Verbesserungspotenzial machen die Ausbildungsfachpersonen unter anderem bei der externen Begleitung der Lernenden oder beim Erfahrungsaustausch mit anderen INVOL-Betrieben aus. Die kantonalen Daten zeigen, dass knapp zwei Drittel der INVOL-Lernenden vor Eintritt in die INVOL das Sprachniveau A2 und etwa ein Viertel das Niveau B1 erreichten. Obwohl damit die Aufnahmebedingungen gut erfüllt waren und die Lernenden im Verlauf der INVOL signifikante Fortschritte bei ihren Sprachkompetenzen erzielten, wird das grösste Verbesserungspotential im Bereich der Sprachförderung geortet.
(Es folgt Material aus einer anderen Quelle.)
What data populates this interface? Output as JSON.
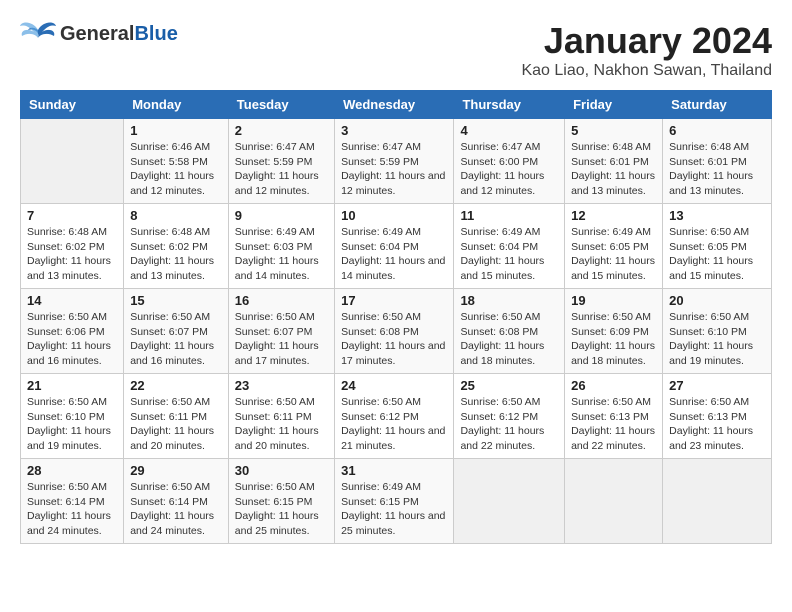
{
  "header": {
    "logo_general": "General",
    "logo_blue": "Blue",
    "title": "January 2024",
    "subtitle": "Kao Liao, Nakhon Sawan, Thailand"
  },
  "days_of_week": [
    "Sunday",
    "Monday",
    "Tuesday",
    "Wednesday",
    "Thursday",
    "Friday",
    "Saturday"
  ],
  "weeks": [
    [
      {
        "day": null,
        "info": null
      },
      {
        "day": "1",
        "info": "Sunrise: 6:46 AM\nSunset: 5:58 PM\nDaylight: 11 hours and 12 minutes."
      },
      {
        "day": "2",
        "info": "Sunrise: 6:47 AM\nSunset: 5:59 PM\nDaylight: 11 hours and 12 minutes."
      },
      {
        "day": "3",
        "info": "Sunrise: 6:47 AM\nSunset: 5:59 PM\nDaylight: 11 hours and 12 minutes."
      },
      {
        "day": "4",
        "info": "Sunrise: 6:47 AM\nSunset: 6:00 PM\nDaylight: 11 hours and 12 minutes."
      },
      {
        "day": "5",
        "info": "Sunrise: 6:48 AM\nSunset: 6:01 PM\nDaylight: 11 hours and 13 minutes."
      },
      {
        "day": "6",
        "info": "Sunrise: 6:48 AM\nSunset: 6:01 PM\nDaylight: 11 hours and 13 minutes."
      }
    ],
    [
      {
        "day": "7",
        "info": "Sunrise: 6:48 AM\nSunset: 6:02 PM\nDaylight: 11 hours and 13 minutes."
      },
      {
        "day": "8",
        "info": "Sunrise: 6:48 AM\nSunset: 6:02 PM\nDaylight: 11 hours and 13 minutes."
      },
      {
        "day": "9",
        "info": "Sunrise: 6:49 AM\nSunset: 6:03 PM\nDaylight: 11 hours and 14 minutes."
      },
      {
        "day": "10",
        "info": "Sunrise: 6:49 AM\nSunset: 6:04 PM\nDaylight: 11 hours and 14 minutes."
      },
      {
        "day": "11",
        "info": "Sunrise: 6:49 AM\nSunset: 6:04 PM\nDaylight: 11 hours and 15 minutes."
      },
      {
        "day": "12",
        "info": "Sunrise: 6:49 AM\nSunset: 6:05 PM\nDaylight: 11 hours and 15 minutes."
      },
      {
        "day": "13",
        "info": "Sunrise: 6:50 AM\nSunset: 6:05 PM\nDaylight: 11 hours and 15 minutes."
      }
    ],
    [
      {
        "day": "14",
        "info": "Sunrise: 6:50 AM\nSunset: 6:06 PM\nDaylight: 11 hours and 16 minutes."
      },
      {
        "day": "15",
        "info": "Sunrise: 6:50 AM\nSunset: 6:07 PM\nDaylight: 11 hours and 16 minutes."
      },
      {
        "day": "16",
        "info": "Sunrise: 6:50 AM\nSunset: 6:07 PM\nDaylight: 11 hours and 17 minutes."
      },
      {
        "day": "17",
        "info": "Sunrise: 6:50 AM\nSunset: 6:08 PM\nDaylight: 11 hours and 17 minutes."
      },
      {
        "day": "18",
        "info": "Sunrise: 6:50 AM\nSunset: 6:08 PM\nDaylight: 11 hours and 18 minutes."
      },
      {
        "day": "19",
        "info": "Sunrise: 6:50 AM\nSunset: 6:09 PM\nDaylight: 11 hours and 18 minutes."
      },
      {
        "day": "20",
        "info": "Sunrise: 6:50 AM\nSunset: 6:10 PM\nDaylight: 11 hours and 19 minutes."
      }
    ],
    [
      {
        "day": "21",
        "info": "Sunrise: 6:50 AM\nSunset: 6:10 PM\nDaylight: 11 hours and 19 minutes."
      },
      {
        "day": "22",
        "info": "Sunrise: 6:50 AM\nSunset: 6:11 PM\nDaylight: 11 hours and 20 minutes."
      },
      {
        "day": "23",
        "info": "Sunrise: 6:50 AM\nSunset: 6:11 PM\nDaylight: 11 hours and 20 minutes."
      },
      {
        "day": "24",
        "info": "Sunrise: 6:50 AM\nSunset: 6:12 PM\nDaylight: 11 hours and 21 minutes."
      },
      {
        "day": "25",
        "info": "Sunrise: 6:50 AM\nSunset: 6:12 PM\nDaylight: 11 hours and 22 minutes."
      },
      {
        "day": "26",
        "info": "Sunrise: 6:50 AM\nSunset: 6:13 PM\nDaylight: 11 hours and 22 minutes."
      },
      {
        "day": "27",
        "info": "Sunrise: 6:50 AM\nSunset: 6:13 PM\nDaylight: 11 hours and 23 minutes."
      }
    ],
    [
      {
        "day": "28",
        "info": "Sunrise: 6:50 AM\nSunset: 6:14 PM\nDaylight: 11 hours and 24 minutes."
      },
      {
        "day": "29",
        "info": "Sunrise: 6:50 AM\nSunset: 6:14 PM\nDaylight: 11 hours and 24 minutes."
      },
      {
        "day": "30",
        "info": "Sunrise: 6:50 AM\nSunset: 6:15 PM\nDaylight: 11 hours and 25 minutes."
      },
      {
        "day": "31",
        "info": "Sunrise: 6:49 AM\nSunset: 6:15 PM\nDaylight: 11 hours and 25 minutes."
      },
      {
        "day": null,
        "info": null
      },
      {
        "day": null,
        "info": null
      },
      {
        "day": null,
        "info": null
      }
    ]
  ]
}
Spezifische Angebote im Rahmen der kantonalen Umsetzung der Integrationsagenda (IAS) sollen künftig helfen, die Kandidatinnen und –Kandidaten noch besser auf die INVOL und die Berufsbildung vorzubereiten.

Bundesrat verlängert Pilotprogramm bis 2023/24

Wegen des vielversprechenden Starts entschied der Bundesrat bereits Mitte Mai 2019, das INVOL-Pilotprogramm um zwei Jahre bis ins Ausbildungsjahr 2023/24 zu verlängern und die Integrationsvorlehre ab 2021 auf Jugendliche und junge Erwachsene ausserhalb des Asylbereichs auszuweiten. Im Fokus stehen Personen aus EU-/EFTA- und Drittstaaten im Familiennachzug ohne Sek. II-Abschluss und mit einem potentiellen Sozialhilferisiko. Diesen Entscheid traf der Bundesrat gemeinsam mit sechs weiteren Massnahmen zur verstärkten Förderung des inländischen Arbeitskräftepotenzials.
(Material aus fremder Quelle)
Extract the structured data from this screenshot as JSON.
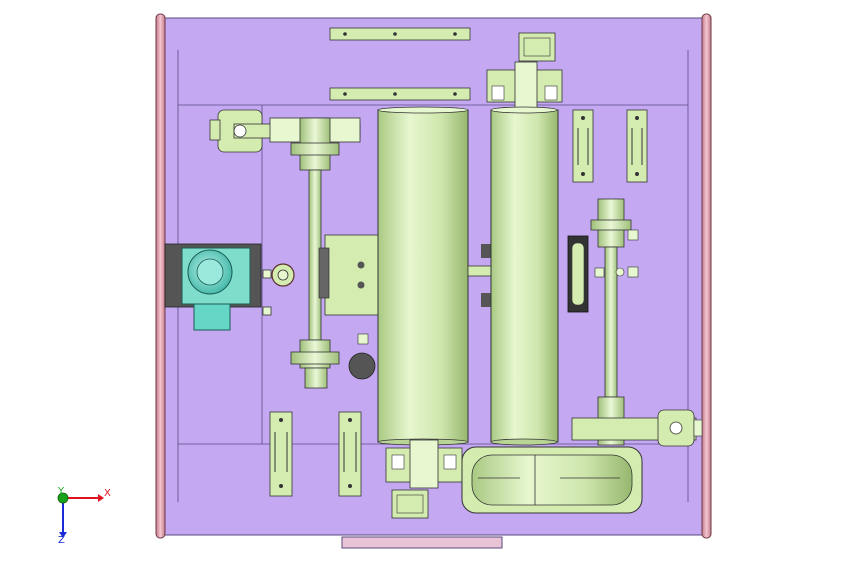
{
  "window": {
    "background": "#ffffff"
  },
  "colors": {
    "plate": "#c4a9f2",
    "plate_stroke": "#5a4a80",
    "green": "#d4ecb0",
    "green_dark": "#9bbf73",
    "cyan": "#66d6c6",
    "pink": "#e9a6b4",
    "dark": "#222222",
    "axis_x": "#e0141e",
    "axis_y": "#1aa31a",
    "axis_z": "#1a2ad6"
  },
  "axes_triad": {
    "x_label": "X",
    "y_label": "Y",
    "z_label": "Z"
  },
  "icons": [
    "triad-axis-icon"
  ]
}
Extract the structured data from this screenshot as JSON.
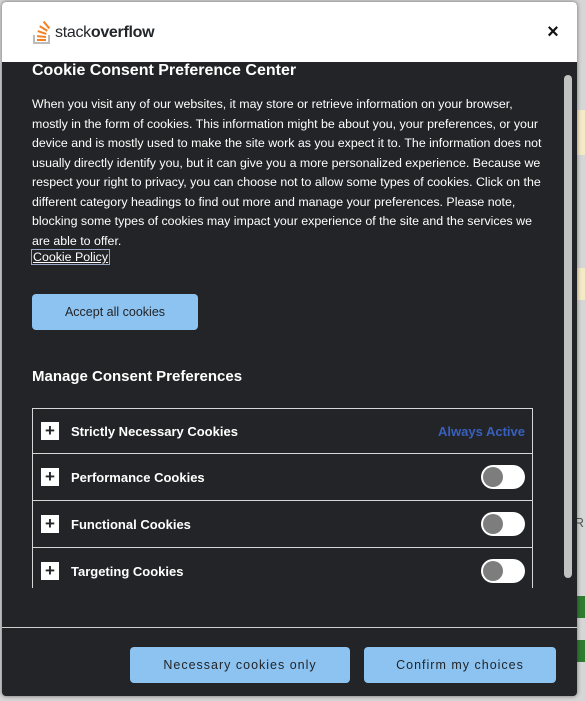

Das Pilotprogramm "Integrationsvorlehre" geht auf einen Beschluss des Bundesrates im Dezember 2015 zurück. Er hat zum Ziel, die berufliche Integration anerkannter Flüchtlinge und vorläufig aufgenommener Personen nachhaltig zu verbessern. Mit einjährigen Integrationsvorlehren (INVOL) sollten diese Menschen zur Vorbereitung auf die berufliche Grundbildung berufsspezifische Sprachkenntnisse erwerben, die Regeln des Schweizer Arbeitsmarktes kennenlernen und sich die notwendigen schulischen sowie erste berufliche Kenntnisse aneignen.